Docling is available for macOS, Linux and Windows environments and supports x86_64 and arm64 architectures. Detailed installation instructions can be found in the official documentation.

Guidelines for use

Converting a single document

To convert individual documents, you can use the convert() Methods, for example:

from docling.document_converter import DocumentConverter
source = "path/to/document.pdf"  # 文档的本地路径或 URL
converter = DocumentConverter()
result = converter.convert(source)
print(result.document.export_to_markdown())  # 输出转换后的 Markdown 格式文档

Advanced Usage

Docling offers a rich set of advanced usage options that can be configured and extended as needed.
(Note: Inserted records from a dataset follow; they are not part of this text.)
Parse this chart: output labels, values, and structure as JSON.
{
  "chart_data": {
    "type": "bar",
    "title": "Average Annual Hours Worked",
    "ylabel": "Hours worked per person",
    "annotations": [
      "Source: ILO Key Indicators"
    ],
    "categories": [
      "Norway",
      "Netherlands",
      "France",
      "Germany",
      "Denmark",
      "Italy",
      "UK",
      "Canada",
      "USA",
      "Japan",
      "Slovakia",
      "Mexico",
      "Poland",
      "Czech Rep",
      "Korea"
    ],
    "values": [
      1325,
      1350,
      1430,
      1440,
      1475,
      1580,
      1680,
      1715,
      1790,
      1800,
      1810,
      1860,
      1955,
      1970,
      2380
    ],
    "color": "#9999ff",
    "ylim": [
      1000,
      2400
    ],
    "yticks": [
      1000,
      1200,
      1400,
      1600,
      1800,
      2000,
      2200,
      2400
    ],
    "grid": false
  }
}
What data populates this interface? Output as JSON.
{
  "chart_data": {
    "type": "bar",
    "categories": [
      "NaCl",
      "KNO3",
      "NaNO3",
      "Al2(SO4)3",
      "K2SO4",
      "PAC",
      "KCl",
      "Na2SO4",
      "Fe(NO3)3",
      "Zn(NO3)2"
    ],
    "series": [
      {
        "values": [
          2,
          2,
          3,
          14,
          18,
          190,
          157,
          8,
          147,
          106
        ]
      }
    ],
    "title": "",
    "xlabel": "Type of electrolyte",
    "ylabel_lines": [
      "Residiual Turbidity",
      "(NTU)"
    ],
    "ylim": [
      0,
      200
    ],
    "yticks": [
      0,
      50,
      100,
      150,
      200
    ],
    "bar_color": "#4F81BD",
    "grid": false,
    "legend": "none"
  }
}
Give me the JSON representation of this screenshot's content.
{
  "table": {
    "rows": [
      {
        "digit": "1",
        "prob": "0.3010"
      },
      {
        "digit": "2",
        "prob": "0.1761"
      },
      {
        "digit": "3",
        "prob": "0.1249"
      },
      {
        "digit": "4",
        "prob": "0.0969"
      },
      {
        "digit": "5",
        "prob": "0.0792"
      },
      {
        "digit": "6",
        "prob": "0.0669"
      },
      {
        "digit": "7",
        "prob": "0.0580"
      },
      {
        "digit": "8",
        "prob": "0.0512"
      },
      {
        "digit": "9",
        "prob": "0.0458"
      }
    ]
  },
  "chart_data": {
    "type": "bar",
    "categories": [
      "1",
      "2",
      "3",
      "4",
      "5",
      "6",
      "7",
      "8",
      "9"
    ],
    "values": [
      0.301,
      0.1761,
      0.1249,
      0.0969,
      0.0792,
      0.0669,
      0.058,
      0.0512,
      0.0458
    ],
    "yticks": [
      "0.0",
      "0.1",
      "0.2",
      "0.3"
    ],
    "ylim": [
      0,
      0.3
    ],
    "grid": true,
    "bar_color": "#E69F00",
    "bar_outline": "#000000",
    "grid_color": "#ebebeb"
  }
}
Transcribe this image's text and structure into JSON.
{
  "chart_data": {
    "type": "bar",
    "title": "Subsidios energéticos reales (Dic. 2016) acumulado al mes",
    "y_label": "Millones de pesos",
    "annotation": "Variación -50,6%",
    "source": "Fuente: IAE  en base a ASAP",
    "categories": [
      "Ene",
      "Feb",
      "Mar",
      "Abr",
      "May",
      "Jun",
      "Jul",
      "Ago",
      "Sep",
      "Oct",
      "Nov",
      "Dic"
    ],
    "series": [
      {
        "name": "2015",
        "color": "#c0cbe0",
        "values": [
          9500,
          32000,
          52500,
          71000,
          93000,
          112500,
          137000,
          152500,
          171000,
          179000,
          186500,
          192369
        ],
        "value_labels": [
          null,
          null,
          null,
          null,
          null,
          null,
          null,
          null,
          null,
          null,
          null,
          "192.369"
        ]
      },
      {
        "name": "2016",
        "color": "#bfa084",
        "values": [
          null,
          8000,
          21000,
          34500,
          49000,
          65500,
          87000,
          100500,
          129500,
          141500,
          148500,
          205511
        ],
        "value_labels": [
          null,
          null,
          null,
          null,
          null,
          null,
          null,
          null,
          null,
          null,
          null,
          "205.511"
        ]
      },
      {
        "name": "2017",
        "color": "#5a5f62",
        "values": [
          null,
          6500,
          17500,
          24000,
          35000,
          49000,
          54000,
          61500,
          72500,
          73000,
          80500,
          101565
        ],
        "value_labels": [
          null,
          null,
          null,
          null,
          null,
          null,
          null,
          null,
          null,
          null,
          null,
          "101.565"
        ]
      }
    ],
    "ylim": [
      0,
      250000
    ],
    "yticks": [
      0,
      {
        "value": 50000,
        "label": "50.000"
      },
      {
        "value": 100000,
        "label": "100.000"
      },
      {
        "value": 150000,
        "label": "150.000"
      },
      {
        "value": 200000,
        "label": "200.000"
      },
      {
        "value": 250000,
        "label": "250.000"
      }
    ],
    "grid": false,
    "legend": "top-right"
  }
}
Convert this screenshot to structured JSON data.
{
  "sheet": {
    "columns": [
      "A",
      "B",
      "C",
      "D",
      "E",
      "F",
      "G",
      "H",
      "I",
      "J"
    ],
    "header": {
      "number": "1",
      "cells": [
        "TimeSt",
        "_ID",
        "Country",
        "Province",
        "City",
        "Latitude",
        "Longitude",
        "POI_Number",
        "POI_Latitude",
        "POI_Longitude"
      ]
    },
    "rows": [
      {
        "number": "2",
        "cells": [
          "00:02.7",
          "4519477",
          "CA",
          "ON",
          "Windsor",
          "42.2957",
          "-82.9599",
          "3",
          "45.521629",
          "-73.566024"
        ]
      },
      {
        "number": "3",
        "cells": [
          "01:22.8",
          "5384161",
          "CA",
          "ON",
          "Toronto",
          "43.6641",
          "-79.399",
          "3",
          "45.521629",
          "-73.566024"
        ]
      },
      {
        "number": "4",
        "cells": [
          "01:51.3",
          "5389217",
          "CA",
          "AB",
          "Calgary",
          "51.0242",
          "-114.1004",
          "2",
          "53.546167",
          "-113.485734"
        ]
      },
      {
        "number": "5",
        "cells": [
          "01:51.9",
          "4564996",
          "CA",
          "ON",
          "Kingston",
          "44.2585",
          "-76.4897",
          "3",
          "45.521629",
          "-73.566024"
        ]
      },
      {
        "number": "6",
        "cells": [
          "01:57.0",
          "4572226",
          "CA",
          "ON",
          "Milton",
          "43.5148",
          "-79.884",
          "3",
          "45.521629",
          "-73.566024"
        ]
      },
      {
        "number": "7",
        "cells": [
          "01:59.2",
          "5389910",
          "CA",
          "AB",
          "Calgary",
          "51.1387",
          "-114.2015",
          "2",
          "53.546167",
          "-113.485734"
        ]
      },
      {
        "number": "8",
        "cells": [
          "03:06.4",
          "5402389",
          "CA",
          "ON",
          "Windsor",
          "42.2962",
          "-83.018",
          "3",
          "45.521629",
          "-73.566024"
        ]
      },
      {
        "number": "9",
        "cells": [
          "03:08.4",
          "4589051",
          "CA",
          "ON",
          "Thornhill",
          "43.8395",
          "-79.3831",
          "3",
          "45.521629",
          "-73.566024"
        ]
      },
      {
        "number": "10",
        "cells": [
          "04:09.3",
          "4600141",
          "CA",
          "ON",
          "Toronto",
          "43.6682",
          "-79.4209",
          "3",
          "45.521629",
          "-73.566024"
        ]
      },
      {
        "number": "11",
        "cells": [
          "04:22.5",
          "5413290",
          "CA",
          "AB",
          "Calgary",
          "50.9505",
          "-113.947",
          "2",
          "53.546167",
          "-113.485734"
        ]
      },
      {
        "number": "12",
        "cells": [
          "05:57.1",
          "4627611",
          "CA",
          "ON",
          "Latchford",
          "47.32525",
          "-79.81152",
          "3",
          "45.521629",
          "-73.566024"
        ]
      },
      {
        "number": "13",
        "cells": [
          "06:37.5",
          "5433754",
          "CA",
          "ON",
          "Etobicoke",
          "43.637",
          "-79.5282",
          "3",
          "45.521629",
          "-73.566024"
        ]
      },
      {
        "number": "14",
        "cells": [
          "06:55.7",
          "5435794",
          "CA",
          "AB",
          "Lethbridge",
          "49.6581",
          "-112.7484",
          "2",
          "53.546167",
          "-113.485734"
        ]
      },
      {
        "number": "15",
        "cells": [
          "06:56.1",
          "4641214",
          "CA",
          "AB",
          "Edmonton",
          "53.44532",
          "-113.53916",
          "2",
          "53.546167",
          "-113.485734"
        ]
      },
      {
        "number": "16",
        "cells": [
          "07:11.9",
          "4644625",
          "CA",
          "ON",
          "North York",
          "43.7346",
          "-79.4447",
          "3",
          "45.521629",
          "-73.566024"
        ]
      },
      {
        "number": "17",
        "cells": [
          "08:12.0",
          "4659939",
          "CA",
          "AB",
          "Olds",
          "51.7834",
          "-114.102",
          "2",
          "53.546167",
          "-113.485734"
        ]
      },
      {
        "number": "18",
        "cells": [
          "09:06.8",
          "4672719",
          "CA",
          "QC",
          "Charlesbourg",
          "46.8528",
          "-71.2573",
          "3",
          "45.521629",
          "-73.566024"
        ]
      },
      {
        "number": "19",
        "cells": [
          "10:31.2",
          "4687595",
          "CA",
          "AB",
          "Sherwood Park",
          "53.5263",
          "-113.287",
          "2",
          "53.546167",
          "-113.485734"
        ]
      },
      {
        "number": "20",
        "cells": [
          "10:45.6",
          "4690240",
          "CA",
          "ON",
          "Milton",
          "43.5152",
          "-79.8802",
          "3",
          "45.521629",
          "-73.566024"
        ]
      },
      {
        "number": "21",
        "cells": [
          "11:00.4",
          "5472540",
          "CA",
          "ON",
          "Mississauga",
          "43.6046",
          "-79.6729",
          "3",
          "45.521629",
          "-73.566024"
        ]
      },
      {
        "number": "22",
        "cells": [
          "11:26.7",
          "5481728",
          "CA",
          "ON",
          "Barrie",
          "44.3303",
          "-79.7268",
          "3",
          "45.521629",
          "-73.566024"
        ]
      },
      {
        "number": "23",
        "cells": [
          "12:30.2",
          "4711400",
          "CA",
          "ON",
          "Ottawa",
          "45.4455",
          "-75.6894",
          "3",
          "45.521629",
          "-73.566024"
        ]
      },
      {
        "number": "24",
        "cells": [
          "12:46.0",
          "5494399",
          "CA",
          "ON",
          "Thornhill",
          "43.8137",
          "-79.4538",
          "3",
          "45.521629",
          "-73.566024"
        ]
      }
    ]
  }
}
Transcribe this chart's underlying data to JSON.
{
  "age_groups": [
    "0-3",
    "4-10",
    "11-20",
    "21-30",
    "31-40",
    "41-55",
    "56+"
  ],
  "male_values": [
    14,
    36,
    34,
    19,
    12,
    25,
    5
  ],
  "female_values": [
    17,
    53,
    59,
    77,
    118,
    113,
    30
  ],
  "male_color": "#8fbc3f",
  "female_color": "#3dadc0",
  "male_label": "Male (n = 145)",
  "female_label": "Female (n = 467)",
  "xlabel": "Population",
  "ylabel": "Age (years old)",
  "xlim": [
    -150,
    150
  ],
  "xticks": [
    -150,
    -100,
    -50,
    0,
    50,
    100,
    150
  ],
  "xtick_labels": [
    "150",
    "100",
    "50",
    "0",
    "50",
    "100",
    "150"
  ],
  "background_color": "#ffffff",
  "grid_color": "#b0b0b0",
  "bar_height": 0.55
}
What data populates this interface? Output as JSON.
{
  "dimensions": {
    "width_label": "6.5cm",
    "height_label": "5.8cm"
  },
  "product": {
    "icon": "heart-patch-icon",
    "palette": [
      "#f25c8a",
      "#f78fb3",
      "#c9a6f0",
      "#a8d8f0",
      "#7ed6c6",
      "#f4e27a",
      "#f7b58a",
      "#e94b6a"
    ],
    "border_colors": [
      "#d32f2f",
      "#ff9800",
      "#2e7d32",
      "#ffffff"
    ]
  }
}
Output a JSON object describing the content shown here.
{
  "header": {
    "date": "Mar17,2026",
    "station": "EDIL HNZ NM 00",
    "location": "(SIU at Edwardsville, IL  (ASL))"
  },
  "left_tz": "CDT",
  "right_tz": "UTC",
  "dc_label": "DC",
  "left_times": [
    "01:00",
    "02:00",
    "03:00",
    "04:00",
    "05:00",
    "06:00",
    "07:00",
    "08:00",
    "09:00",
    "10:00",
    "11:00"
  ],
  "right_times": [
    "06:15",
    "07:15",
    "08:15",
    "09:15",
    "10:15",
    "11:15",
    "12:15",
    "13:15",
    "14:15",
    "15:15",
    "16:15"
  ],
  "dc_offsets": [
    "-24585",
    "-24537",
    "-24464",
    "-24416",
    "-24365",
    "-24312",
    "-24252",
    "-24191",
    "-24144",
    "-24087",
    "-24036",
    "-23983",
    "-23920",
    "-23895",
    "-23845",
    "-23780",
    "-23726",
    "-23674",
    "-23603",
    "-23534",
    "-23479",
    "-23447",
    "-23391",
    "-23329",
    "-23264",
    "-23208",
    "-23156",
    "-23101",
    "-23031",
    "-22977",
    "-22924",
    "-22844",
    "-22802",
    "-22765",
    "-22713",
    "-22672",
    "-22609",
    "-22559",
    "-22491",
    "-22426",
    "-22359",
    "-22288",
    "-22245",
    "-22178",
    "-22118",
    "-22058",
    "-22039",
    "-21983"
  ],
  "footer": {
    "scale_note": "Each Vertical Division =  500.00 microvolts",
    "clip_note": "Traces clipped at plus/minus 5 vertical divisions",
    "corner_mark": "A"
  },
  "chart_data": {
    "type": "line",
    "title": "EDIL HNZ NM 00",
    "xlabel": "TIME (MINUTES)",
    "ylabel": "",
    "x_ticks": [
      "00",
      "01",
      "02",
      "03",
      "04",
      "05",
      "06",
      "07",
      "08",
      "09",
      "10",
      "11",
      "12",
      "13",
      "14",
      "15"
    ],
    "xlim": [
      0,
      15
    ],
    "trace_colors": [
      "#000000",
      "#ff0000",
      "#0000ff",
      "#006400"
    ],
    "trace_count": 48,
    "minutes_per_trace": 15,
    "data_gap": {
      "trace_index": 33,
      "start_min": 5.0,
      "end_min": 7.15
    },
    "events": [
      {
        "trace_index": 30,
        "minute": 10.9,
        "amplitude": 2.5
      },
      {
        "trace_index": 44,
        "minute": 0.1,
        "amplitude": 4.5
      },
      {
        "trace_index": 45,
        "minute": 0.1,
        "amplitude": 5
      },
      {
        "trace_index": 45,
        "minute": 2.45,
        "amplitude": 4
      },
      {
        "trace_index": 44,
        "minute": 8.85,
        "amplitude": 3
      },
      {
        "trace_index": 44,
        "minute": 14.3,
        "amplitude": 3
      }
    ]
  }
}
Detailed instructions and examples can be found in the official documentation.

Functional operation flow

document resolution: Import a document into Docling and use the built-in parser to parse the document content.
format conversion: Select the format you need to export (HTML, Markdown, JSON) and use the corresponding export function to convert the format.
OCR Parsing: For scanned PDF documents, enable the OCR function to extract the text content in the document.
integrated application: Integrate Docling with LlamaIndex or LangChain to build powerful RAG/QA applications.
command-line operation: Use the CLI tools provided by Docling to quickly perform document parsing and export operations.

Docling's document parsing and exporting features are powerful and easy to use for a wide range of document processing needs. Users can quickly get started and fully utilize Docling's features with detailed official documentation and examples.